Kadri has done preliminary work on a system that predicts tsunamis on the basis of acoustic gravity waves — low-frequency pulses generated by the up-and-down movement of sea water in response to coastal landslides, underwater earthquakes and other events that displace large volumes of water. Though slower than seismic waves, acoustic gravity waves move through the water about 10 times faster than a tsunami, suggesting they have the potential to function as an early alarm.

We can’t hear them, but acoustic gravity waves can be detected by sensitive underwater microphones known as hydrophones. Scores of these devices are already deployed around the world, and their surveillance capabilities could be expanded to listen for signs of tsunamis.

The Preparatory Commission for the Comprehensive Nuclear-Test-Ban Treaty Organization, for example, maintains a global network of 11 stations that use hydrophones to listen for waves that might reveal an underground nuclear test. Hydrophones are also used by scientists to listen for whale calls, volcanic eruptions and other underwater phenomena.

In a recent study in the Journal of Fluid Mechanics, Kadri and a fellow engineer showed that mathematical equations incorporating precise measurements of sound waves generated by an underwater earthquake and detected by a hydrophone can be used to calculate the key traits of the underwater quake that generated the waves. And Kadri says follow-up work suggests that the method can reveal — in less than a minute — the quake’s location, duration, magnitude and speed.

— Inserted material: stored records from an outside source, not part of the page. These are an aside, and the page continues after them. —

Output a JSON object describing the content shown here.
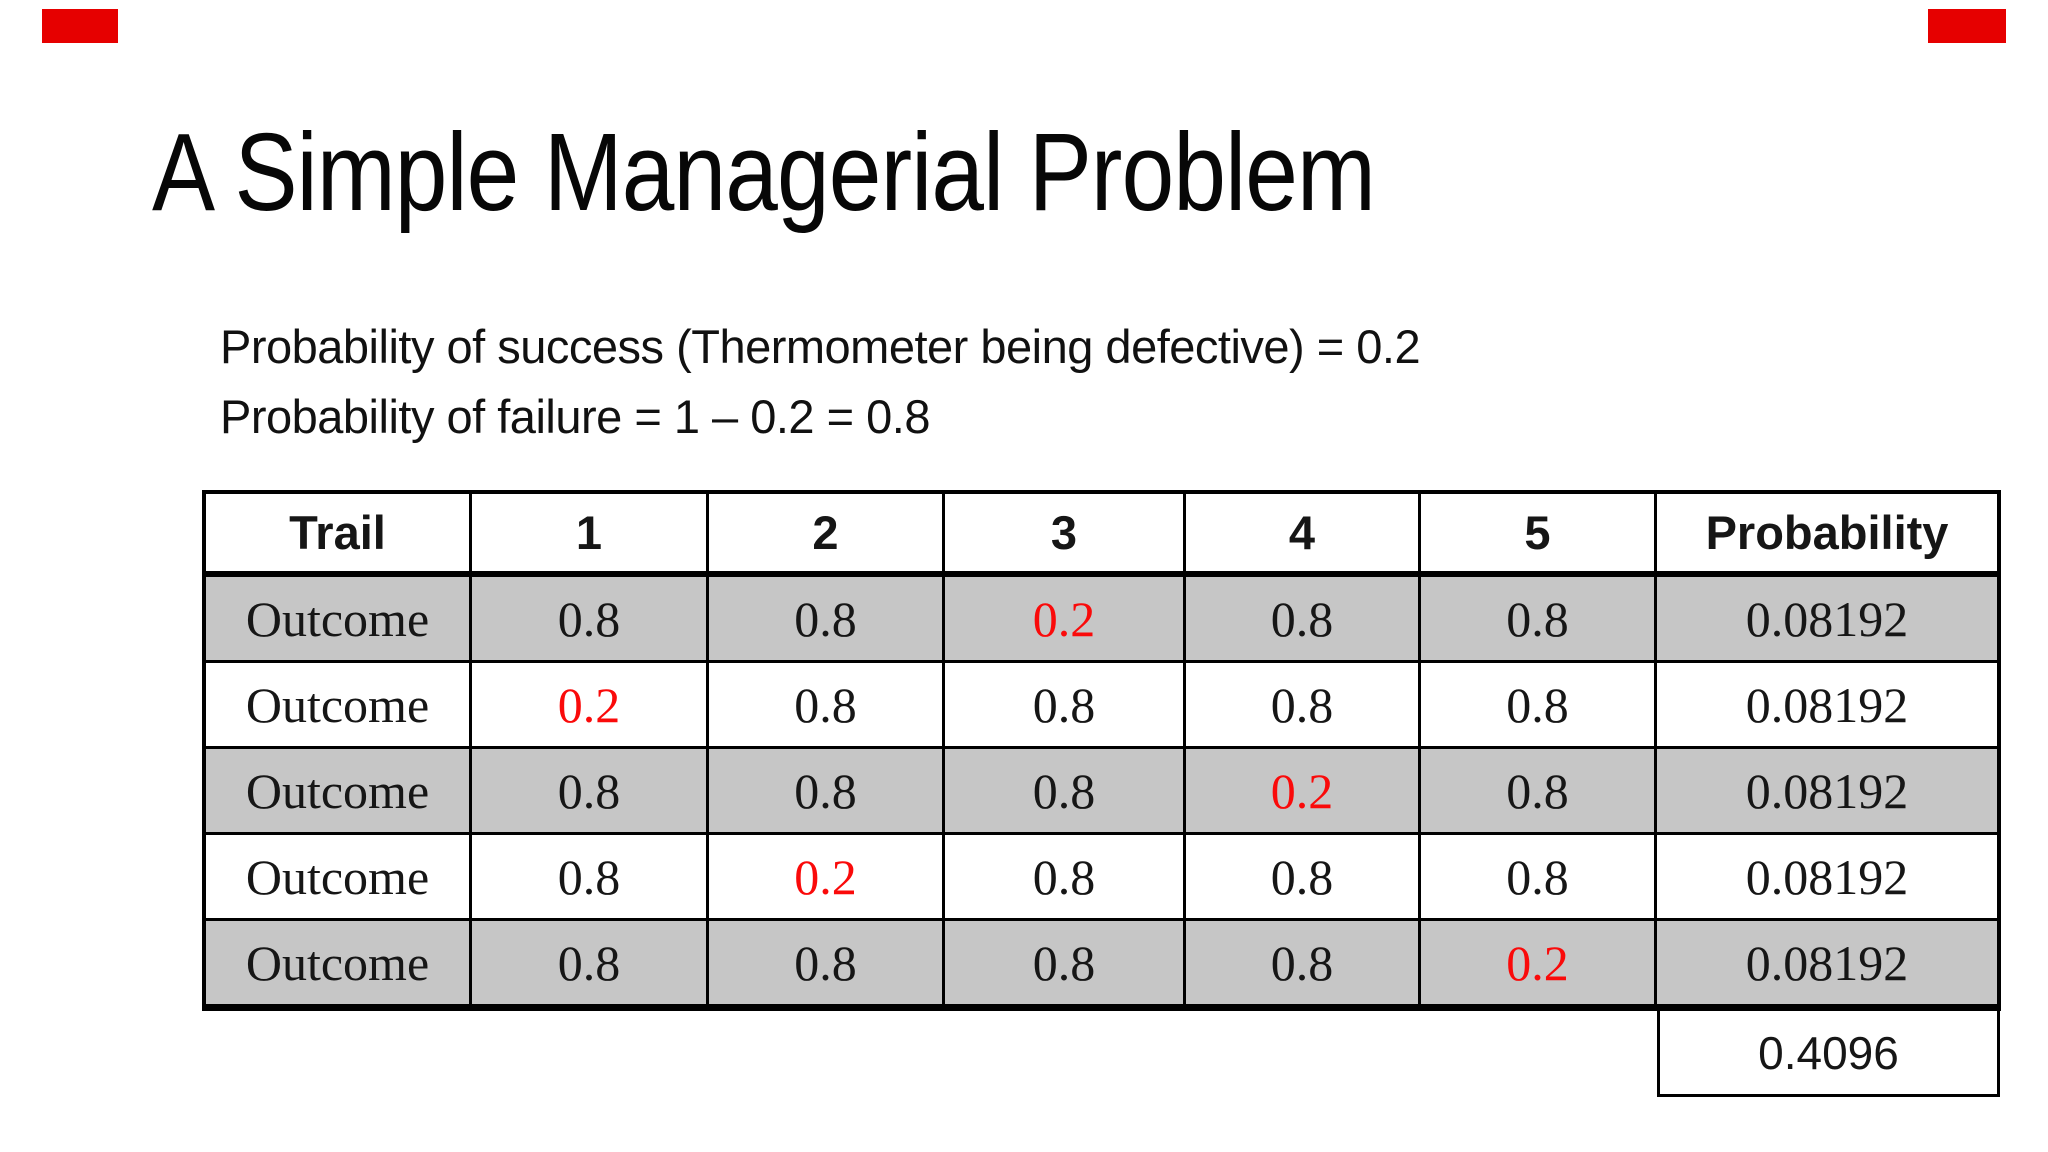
{
  "slide": {
    "title": "A Simple Managerial Problem",
    "intro_line1": "Probability of success (Thermometer being defective) = 0.2",
    "intro_line2": "Probability of failure = 1 – 0.2 = 0.8"
  },
  "decorations": {
    "corner_bar_color": "#e60000"
  },
  "colors": {
    "row_shade": "#c6c6c6",
    "highlight_red": "#fa0a0a",
    "border": "#000000"
  },
  "table": {
    "headers": {
      "trail": "Trail",
      "c1": "1",
      "c2": "2",
      "c3": "3",
      "c4": "4",
      "c5": "5",
      "prob": "Probability"
    },
    "rows": [
      {
        "label": "Outcome",
        "shaded": true,
        "cells": [
          {
            "v": "0.8",
            "hl": false
          },
          {
            "v": "0.8",
            "hl": false
          },
          {
            "v": "0.2",
            "hl": true
          },
          {
            "v": "0.8",
            "hl": false
          },
          {
            "v": "0.8",
            "hl": false
          }
        ],
        "prob": "0.08192"
      },
      {
        "label": "Outcome",
        "shaded": false,
        "cells": [
          {
            "v": "0.2",
            "hl": true
          },
          {
            "v": "0.8",
            "hl": false
          },
          {
            "v": "0.8",
            "hl": false
          },
          {
            "v": "0.8",
            "hl": false
          },
          {
            "v": "0.8",
            "hl": false
          }
        ],
        "prob": "0.08192"
      },
      {
        "label": "Outcome",
        "shaded": true,
        "cells": [
          {
            "v": "0.8",
            "hl": false
          },
          {
            "v": "0.8",
            "hl": false
          },
          {
            "v": "0.8",
            "hl": false
          },
          {
            "v": "0.2",
            "hl": true
          },
          {
            "v": "0.8",
            "hl": false
          }
        ],
        "prob": "0.08192"
      },
      {
        "label": "Outcome",
        "shaded": false,
        "cells": [
          {
            "v": "0.8",
            "hl": false
          },
          {
            "v": "0.2",
            "hl": true
          },
          {
            "v": "0.8",
            "hl": false
          },
          {
            "v": "0.8",
            "hl": false
          },
          {
            "v": "0.8",
            "hl": false
          }
        ],
        "prob": "0.08192"
      },
      {
        "label": "Outcome",
        "shaded": true,
        "cells": [
          {
            "v": "0.8",
            "hl": false
          },
          {
            "v": "0.8",
            "hl": false
          },
          {
            "v": "0.8",
            "hl": false
          },
          {
            "v": "0.8",
            "hl": false
          },
          {
            "v": "0.2",
            "hl": true
          }
        ],
        "prob": "0.08192"
      }
    ],
    "total": "0.4096"
  }
}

From those rapid calculations, he says, a tsunami’s destructive potential would be easy to deduce and could help speed up urgent alerts while avoiding false alarms.

Real world reliability

Randall LeVeque, a tsunami modeling expert at the University of Washington in Seattle, and Diego Arcas, director of the NOAA Center for Tsunami Research in Seattle, agree that earthquake-generated sound waves can indeed be detected by distant hydrophones. But they say the model used in Kadri’s study, at least in its current form, may not reliably reflect tsunami-triggering events in the real world.

Arcas says Kadri’s “rigorous and detailed” study could, however, lead to a new method that double-checks warnings based on seismic, buoy or other data, provided that its mathematical solution still works when tested on more realistic earthquake and ocean scenarios.

Kadri acknowledges that his approach is based on certain assumptions that might not represent the real world with total accuracy. Even so, he says he’s pleased with how well the approach has performed in preliminary tests using real earthquake data and agrees that it could be combined with other methods to fine-tune future warnings.

Other promising systems

Arcas says other warning methods are showing early promise as well.

Some research groups, for example, are using more sensitive versions of the same GPS systems that are ubiquitous in car navigation systems and smartphones to accurately measure real-time motion of the seafloor.

The systems are so sensitive that they can measure the movement of entire continents drifting less than an inch per year. In the same way, GPS monitors used to record an earthquake “will tell you exactly how the ground is moving and deforming under these seismic waves,” Arcas says.

Although GPS stations are limited by their availability in the world’s oceans (most, like those operated by the U.S. Geological Survey, are on land), several research groups believe that combining the existing GPS data with seismic signals could accurately and quickly pinpoint an offshore earthquake’s location and describe the shifting movements on the seafloor. Separate groups are building similar early warning systems based on ground motion data captured by satellites.

Technology can only go so far, though, and despite a few false alarms, strong shaking in a coastal community may still be the most effective tsunami alert. “If you’re on the coast, of course, the best warning is the earthquake itself,” LeVeque says.